Jusqu’en 1950, la consommation d’opium était tolérée, on comptait à l'époque une cinquantaine de fumeries publiques à Téhéran. Ensuite, malgré les premières lois restrictives, l’Iran a continué à produire une grande quantité d’opium pour sa propre consommation, le gouvernement du Shah distribuait d’ailleurs des coupons avec lesquels les vieux opiomanes pouvaient en retirer à la pharmacie. Ce n’est qu’après la Révolution, en 1979, que la production d’opium devient interdite. L’opium rentre alors par les frontières de l’Afghanistan et son prix reste relativement très abordable, environ un euro les cinq grammes.

Aujourd’hui, la société iranienne, en pleine mutation, change d’addiction, sans pour autant abandonner l’opium. Le « chiché » (verre en persan) est la nouvelle drogue en vogue. Moins chère, elle se consomme plus discrètement car sans odeur, elle possède aussi des effets beaucoup plus fort et plus longs. Il s’agit en fait de méthamphétamine, plus connu en Occident sous le nom de methcrystal ou ice. L’augmentation de la consommation de cette drogue a été fulgurante. Selon les chiffres de l’ONU, l’Iran est aujourd’hui le cinquième pays consommateur mondial de cette drogue. Les ateliers clandestins prolifèrent et se sont même mis à en exporter vers l’Asie. Rien qu’en Malaisie, 79 Iraniens sont dans le couloir de la mort après avoir été arrêtés pour son trafic, des gens issus de milieux très pauvres qui ont accepté le transport de la drogue pour des récompenses dérisoires.

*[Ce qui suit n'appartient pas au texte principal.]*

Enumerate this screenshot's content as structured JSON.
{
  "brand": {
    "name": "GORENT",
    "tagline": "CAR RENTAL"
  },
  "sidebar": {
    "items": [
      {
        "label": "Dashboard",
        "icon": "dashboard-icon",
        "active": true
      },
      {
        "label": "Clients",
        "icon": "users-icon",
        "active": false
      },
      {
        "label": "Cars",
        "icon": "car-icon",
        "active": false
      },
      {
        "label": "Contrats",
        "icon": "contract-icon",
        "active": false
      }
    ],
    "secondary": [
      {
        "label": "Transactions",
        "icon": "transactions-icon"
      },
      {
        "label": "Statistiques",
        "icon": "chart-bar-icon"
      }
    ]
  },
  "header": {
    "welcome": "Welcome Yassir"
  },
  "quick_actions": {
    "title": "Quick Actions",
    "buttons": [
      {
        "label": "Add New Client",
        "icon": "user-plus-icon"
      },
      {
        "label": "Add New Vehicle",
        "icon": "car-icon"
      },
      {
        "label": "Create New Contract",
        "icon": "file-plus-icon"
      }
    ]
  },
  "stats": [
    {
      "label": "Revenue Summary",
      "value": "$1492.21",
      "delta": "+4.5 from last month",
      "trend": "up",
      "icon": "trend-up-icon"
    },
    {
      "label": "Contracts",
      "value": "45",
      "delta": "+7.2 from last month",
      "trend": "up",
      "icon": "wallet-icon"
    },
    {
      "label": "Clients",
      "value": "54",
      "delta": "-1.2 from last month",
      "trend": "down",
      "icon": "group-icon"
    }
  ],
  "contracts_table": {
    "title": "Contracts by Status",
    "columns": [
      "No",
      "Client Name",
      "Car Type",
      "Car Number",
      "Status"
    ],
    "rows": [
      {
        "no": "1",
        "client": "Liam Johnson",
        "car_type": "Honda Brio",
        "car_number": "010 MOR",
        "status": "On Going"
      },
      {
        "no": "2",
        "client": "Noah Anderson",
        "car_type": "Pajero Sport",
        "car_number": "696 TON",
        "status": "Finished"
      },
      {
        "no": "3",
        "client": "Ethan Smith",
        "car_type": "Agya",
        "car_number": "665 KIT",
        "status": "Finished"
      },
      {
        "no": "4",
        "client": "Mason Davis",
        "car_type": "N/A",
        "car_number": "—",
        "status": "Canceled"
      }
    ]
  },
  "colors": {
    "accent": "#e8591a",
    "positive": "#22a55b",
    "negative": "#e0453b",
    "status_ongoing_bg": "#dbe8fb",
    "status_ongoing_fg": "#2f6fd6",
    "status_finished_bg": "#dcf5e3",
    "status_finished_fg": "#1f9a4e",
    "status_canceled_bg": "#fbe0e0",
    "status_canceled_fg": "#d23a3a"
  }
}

Ali a commencé à fumer du chiché pour mieux travailler dans son resto : « la première fois je n’ai pas dormi pendant 48 heures et j’ai travaillé sans ressentir le moindre signe de fatigue ». Si les effets de chiché sont beaucoup plus longs et intenses que l’opium, l’effet à long terme est dévastateur sur le plan physique et psychologique. Une fois dépendant, Ali ne dort plus, il devient de plus en plus agressif et soupçonneux : « Je me disputais sans arrêt avec ma femme, j’ai commencé à maigrir horriblement et j’avais même des hallucinations. » Depuis six mois, il essaye de décrocher avec l’aide d’un centre spécialisé.

L’Iran est en passe de devenir le plus grand consommateur de drogue dans le monde. Selon le ministre de la Santé, onze Iraniens meurent chaque jour à cause de la drogue. La République islamique a mis de très grands moyens pour lutter contre le trafic de drogue, ces efforts ont été encouragés par l'ONU, mais ni les saisies massives de drogue, ni la politique ultra-répressive avec condamnations à mort des trafiquants ne semblent porter leurs fruits. Selon les autorités, il faut en moyenne 4 minutes pour trouver de la drogue à Téhéran, à des prix dérisoires. Le nombre de dépendants ne cesse d’augmenter. Le problème, c’est que l’aspect social et préventif de la drogue est encore relativement occulté en Iran. Lutter efficacement contre la drogue suppose de prendre en compte le chômage massif de la jeunesse, [son] manque d’espoir et de perspective dans l’avenir et d’en finir avec les restrictions de [ses] loisirs et de [son] divertissement.